The key requirement in approximate computing is that approximation can be introduced only in non-critical data, since approximating critical data (e.g., control operations) can lead to disastrous consequences, such as program crash or erroneous output.

Strategies

Several strategies can be used for performing approximate computing.

Approximate circuits
Approximate adders,[3] multipliers and other logical circuits can reduce hardware overhead.[4][5] For example, an approximate multi-bit adder can ignore the carry chain and thus, allow all its sub-adders to perform addition operation in parallel.
Approximate storage
Instead of storing data values exactly, they can be stored approximately, e.g., by truncating the lower-bits in floating point data. Another method is accept less reliable memory. For this, in DRAM and eDRAM, refresh rate can be lowered and in SRAM, supply voltage can be lowered. In general, any error detection and correction mechanisms should be disabled.
Software-level approximation
There are several ways to approximate at software level. Memoization can be applied. Some iterations of loops can be skipped (termed as loop perforation) to achieve a result faster. Some tasks can also be skipped, for example when a run-time condition suggests that those tasks are not going to be useful (task skipping). Monte Carlo algorithms trade correctness for execution time guarantees. The computation can be reformulated according to paradigms that allow easily the acceleration on specialized hardware, e.g. a neural processing unit.[6]

Application areas

Approximate computing has been used in a variety of domains where the applications are error-tolerant, such as multimedia processing, machine learning, signal processing, scientific computing, etc.
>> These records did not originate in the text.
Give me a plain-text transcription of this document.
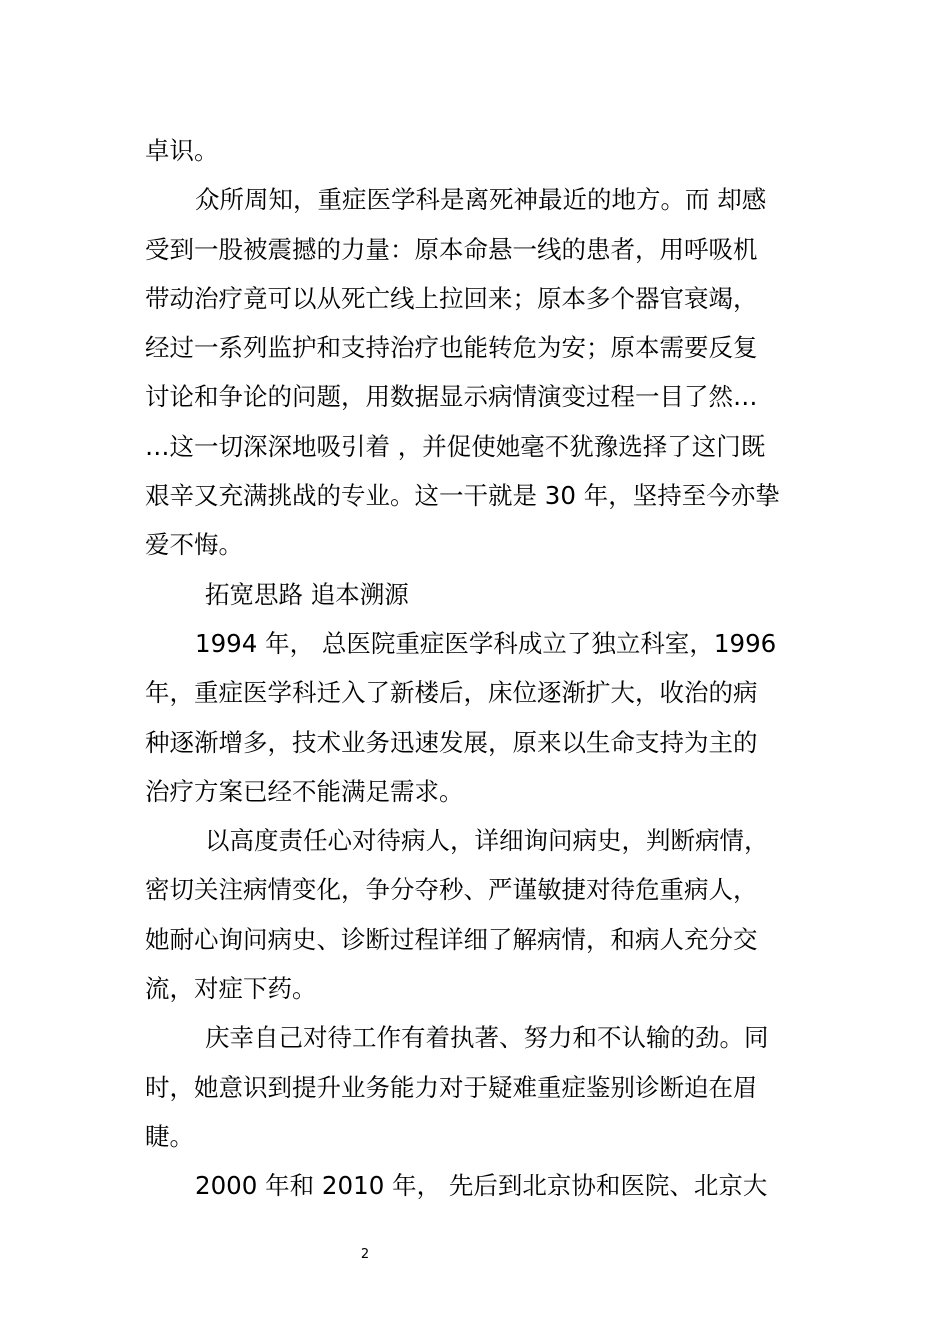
卓识。
众所周知，重症医学科是离死神最近的地方。而 却感
受到一股被震撼的力量：原本命悬一线的患者，用呼吸机
带动治疗竟可以从死亡线上拉回来；原本多个器官衰竭，
经过一系列监护和支持治疗也能转危为安；原本需要反复
讨论和争论的问题，用数据显示病情演变过程一目了然…
…这一切深深地吸引着 ，并促使她毫不犹豫选择了这门既
艰辛又充满挑战的专业。这一干就是 30 年，坚持至今亦挚
爱不悔。
拓宽思路 追本溯源
1994 年， 总医院重症医学科成立了独立科室，1996
年，重症医学科迁入了新楼后，床位逐渐扩大，收治的病
种逐渐增多，技术业务迅速发展，原来以生命支持为主的
治疗方案已经不能满足需求。
以高度责任心对待病人，详细询问病史，判断病情，
密切关注病情变化，争分夺秒、严谨敏捷对待危重病人，
她耐心询问病史、诊断过程详细了解病情，和病人充分交
流，对症下药。
庆幸自己对待工作有着执著、努力和不认输的劲。同
时，她意识到提升业务能力对于疑难重症鉴别诊断迫在眉
睫。
2000 年和 2010 年， 先后到北京协和医院、北京大
2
Google is using this approach in their Tensor processing units (TPU, a custom ASIC).

Derived paradigms

The main issue in approximate computing is the identification of the section of the application that can be approximated. In the case of large scale applications, it is very common to find people holding the expertise on approximate computing techniques not having enough expertise on the application domain (and vice versa). In order to solve this problem, programming paradigms[7][8] have been proposed. They all have in common the clear role separation between application programmer and application domain expert. These approaches allow the spread of the most common optimizations and approximate computing techniques.

See also

References

  1. 1 2 Mittal, Sparsh (May 2016). "A Survey of Techniques for Approximate Computing". ACM Comput. Surv. ACM. 48 (4): 62:1–62:33. doi:10.1145/2893356.
  2. A. Sampson, et al. "EnerJ: Approximate data types for safe and general low-power computation", In ACM SIGPLAN Notices, vol. 46, no. 6, 2011.
  3. J. Echavarria, et al. "FAU: Fast Approximate Adder Units on LUT-Based FPGAs.", FPT, 2016.
  4. S. Venkataramani, et al. "SALSA: systematic logic synthesis of approximate circuits", DAC, 2012.
  5. R. Hegde et al. "Energy-efficient signal processing via algorithmic noise-tolerance", ISLPED, 1999.
  6. H. Esmaeilzadeh, et al. "Neural acceleration for general-purpose approximate programs", MICRO, 2012
  7. Nguyen, Donald; Lenharth, Andrew; Pingali, Keshav (2013). "A lightweight infrastructure for graph analytics". Proceedings of the Twenty-Fourth ACM Symposium on Operating Systems Principles. ACM: 456 – – 471.
  8. Silvano, Cristina; Agosta, Giovanni; Cherubin, Stefano; Gadioli, Davide; Palermo, Gianluca; Bartolini, Andrea; Benini, Luca; Martinovič, Jan; Palkovič, Martin; Slaninová, Kateřina; Bispo, João; Cardoso, João M. P.; Rui, Abreu; Pinto, Pedro; Cavazzoni, Carlo; Sanna, Nico; Beccari, Andrea R.; Cmar, Radim; Rohou, Erven (2016). "The ANTAREX approach to autotuning and adaptivity for energy efficient HPC systems". Proceedings of the ACM International Conference on Computing Frontiers. ACM: 288 – – 293.